Friday, February 8, 2013

Move

You probably know by now that it wasn't my idea.  I had everything for our lives all planned out.  Midsummer, first came  the pronouncement.  Never, ever, ever in my wildest dreams did I even come close to thinking that divorce could happen.  What about our family?  What about the kids?  You don't know what you're DOING!  I've BEEN through this and you haven't, and it changed my life forever; ripped my safe home to shreds and things were never ever the same.  (When you're 15, that really matters).

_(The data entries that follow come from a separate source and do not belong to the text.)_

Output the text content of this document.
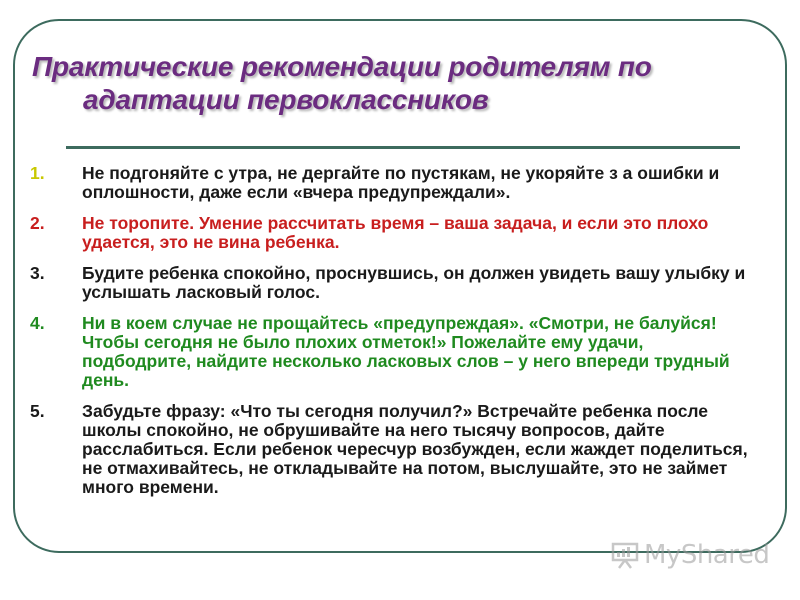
Практические рекомендации родителям по
адаптации первоклассников
1. Не подгоняйте с утра, не дергайте по пустякам, не укоряйте з а ошибки и оплошности, даже если «вчера предупреждали».
2. Не торопите. Умение рассчитать время – ваша задача, и если это плохо удается, это не вина ребенка.
3. Будите ребенка спокойно, проснувшись, он должен увидеть вашу улыбку и услышать ласковый голос.
4. Ни в коем случае не прощайтесь «предупреждая». «Смотри, не балуйся! Чтобы сегодня не было плохих отметок!» Пожелайте ему удачи, подбодрите, найдите несколько ласковых слов – у него впереди трудный день.
5. Забудьте фразу: «Что ты сегодня получил?» Встречайте ребенка после школы спокойно, не обрушивайте на него тысячу вопросов, дайте расслабиться. Если ребенок чересчур возбужден, если жаждет поделиться, не отмахивайтесь, не откладывайте на потом, выслушайте, это не займет много времени.
MyShared
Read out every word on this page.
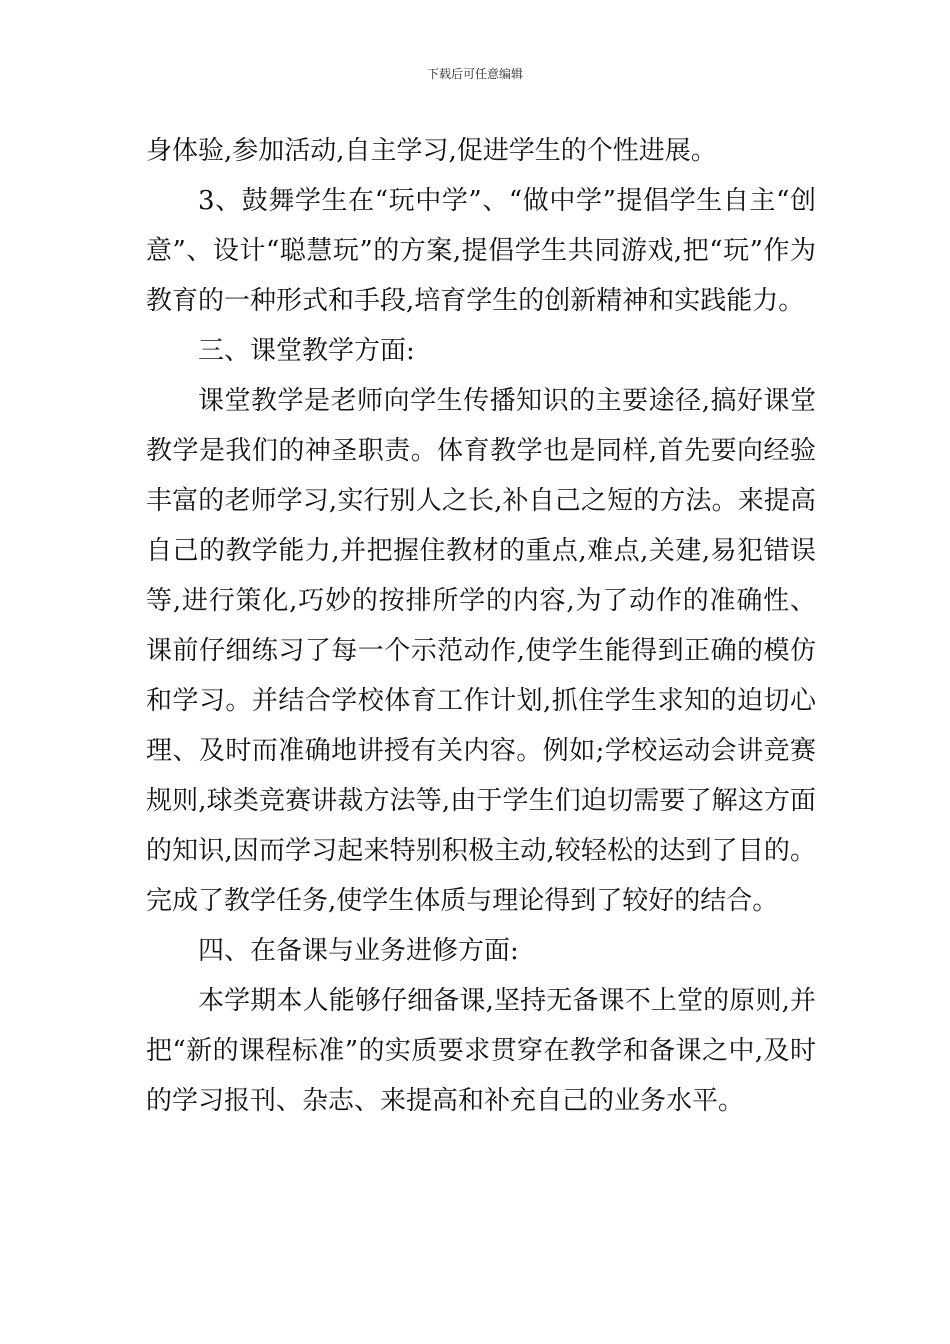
下载后可任意编辑

身体验,参加活动,自主学习,促进学生的个性进展。

3、鼓舞学生在“玩中学”、“做中学”提倡学生自主“创意”、设计“聪慧玩”的方案,提倡学生共同游戏,把“玩”作为教育的一种形式和手段,培育学生的创新精神和实践能力。

三、课堂教学方面:

课堂教学是老师向学生传播知识的主要途径,搞好课堂教学是我们的神圣职责。体育教学也是同样,首先要向经验丰富的老师学习,实行别人之长,补自己之短的方法。来提高自己的教学能力,并把握住教材的重点,难点,关建,易犯错误等,进行策化,巧妙的按排所学的内容,为了动作的准确性、课前仔细练习了每一个示范动作,使学生能得到正确的模仿和学习。并结合学校体育工作计划,抓住学生求知的迫切心理、及时而准确地讲授有关内容。例如;学校运动会讲竞赛规则,球类竞赛讲裁方法等,由于学生们迫切需要了解这方面的知识,因而学习起来特别积极主动,较轻松的达到了目的。完成了教学任务,使学生体质与理论得到了较好的结合。

四、在备课与业务进修方面:

本学期本人能够仔细备课,坚持无备课不上堂的原则,并把“新的课程标准”的实质要求贯穿在教学和备课之中,及时的学习报刊、杂志、来提高和补充自己的业务水平。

I just couldn't fathom it for weeks.  Three weeks after the pronouncement I had a high school church mission trip to Indiana to chaperon with my two oldest kids.  I begged him not to go to a lawyer until we went to our counselor upon my return; the one we just couldn't make time to go to years before.  

Everything was surreal.  I told no one except my sister, and ironically his 'closest' friend - a desperate move to indirectly influence him I suppose, because telling others would have made it real.  During the mission trip I called my closest 'mom' friend - we'd raised our kids together.  I had been her lean-to when she and her husband had gone through a very rough patch several years before, so I figured she could understand.  

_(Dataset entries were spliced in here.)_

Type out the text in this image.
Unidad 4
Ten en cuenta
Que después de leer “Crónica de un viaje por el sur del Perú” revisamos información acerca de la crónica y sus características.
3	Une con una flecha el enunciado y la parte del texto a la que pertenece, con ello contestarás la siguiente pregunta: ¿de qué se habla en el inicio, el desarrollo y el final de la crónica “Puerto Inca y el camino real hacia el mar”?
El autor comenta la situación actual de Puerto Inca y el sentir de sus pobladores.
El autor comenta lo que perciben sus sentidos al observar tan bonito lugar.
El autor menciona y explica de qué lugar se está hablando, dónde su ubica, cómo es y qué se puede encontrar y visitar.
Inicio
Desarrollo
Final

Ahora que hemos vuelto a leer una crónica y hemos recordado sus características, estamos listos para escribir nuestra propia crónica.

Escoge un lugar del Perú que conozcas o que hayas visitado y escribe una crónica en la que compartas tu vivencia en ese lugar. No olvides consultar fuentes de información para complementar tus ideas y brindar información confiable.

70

After the mission trip I attended a week long intensive group counseling event as recommended by the counselor.  My purpose had been to figure out exactly, in black and white, what to do to turn this thing around, to make him see.  Turns out it wasn't like that at all; it was all about me.  It forced me to begin facing reality.  When I came back I insisted that he move out of our bed at the urging of the director of the group event.

Of course the pronouncement meant his eventual move from our home.  As summer ended and school began I was frantically reading books about how to save your marriage from divorce and they all said the same thing.  There were even acronyms - Get a Life (GAL), OW, OM (other Wo/Man).  Get a life.  Ok, I'll just do that.  I'll get a life so that he will come to his senses and then I'll be even better off and ready, because if I act desperate or clingy it just reinforces everything and pushes him away more..  

Besides, he never follows through with anything.  I wanted to believe that.  Each morning he would come upstairs from his bed in the basement to get ready for work as I was getting the kids out the door.  I began a daily morning walk so I wouldn't have to face him as he left for work.  I could hardly bear to be in the house when he was there, especially if the kids were not there.  Those walks saved me.

I began the 'Divorce Diet' in earnest, losing 23 pounds in about six weeks.  My thoughts were manic and the only way I could calm them was by letting hymns roll through, or by reciting the Lord's Prayer.  I prayed unceasingly.  I read books, I searched the internet, I wrote emails to my family and I wrote in a prayer journal a dear friend had given me after I told her what was going on.  

I didn't sign up for courses that semester, even though I was half way through with my master's.   In September the news came that he had found a place; he was moving.  I panicked.  M and S came over as I sobbed; M rubbed my forearm just like Mama used to when I was sick.  After they left I flat out told God that I just wasn't ready for this.  I just couldn't handle it.  I screamed and sobbed, I stomped my feet, my first tantrum in decades, a foreshadowing of times to come.

After that my feelings weren't at a fever pitch, but it calmed me enough to function.  Just a few days after my tantrum, the news came that it fell through!  No move just yet.  I believe to this day that God answered my terrified prayer.  It helped me to see even more clearly that I was not alone.  My friends encouraged me to face reality when I explained the results of my prayer.  I knew it would come eventually, sooner rather than later.  I still made dinner every night; we sat together as if.  I kept thinking, maybe, just maybe, if I do everything like the books suggest.

October.  Another pronouncement.  The move was happening, no doubt.  In fact it was someone from church who was helping him out.  New house, never lived in, unexpectedly renting.  In my totally freaked out state it felt like a betrayal.  The girls' fall birthdays, "couldn't you wait until early November, until AFTER I give them their parties?"  The move occurred exactly one week before the first party.

He took the furniture I thought he would take; he did discuss it with me and I agreed.  I still knew him so well, predicted how he thought, what his decisions would be.  He did so many things 'wrong' - eliciting help from the kids to disassemble the larger furniture pieces and move things as I watched in a numb state of semi-consciousness.  

When it was all said and done, I just told the kids, "Dad loves you very much; we're just going to pretend like he's gone on a business trip.  You'll still get to see him."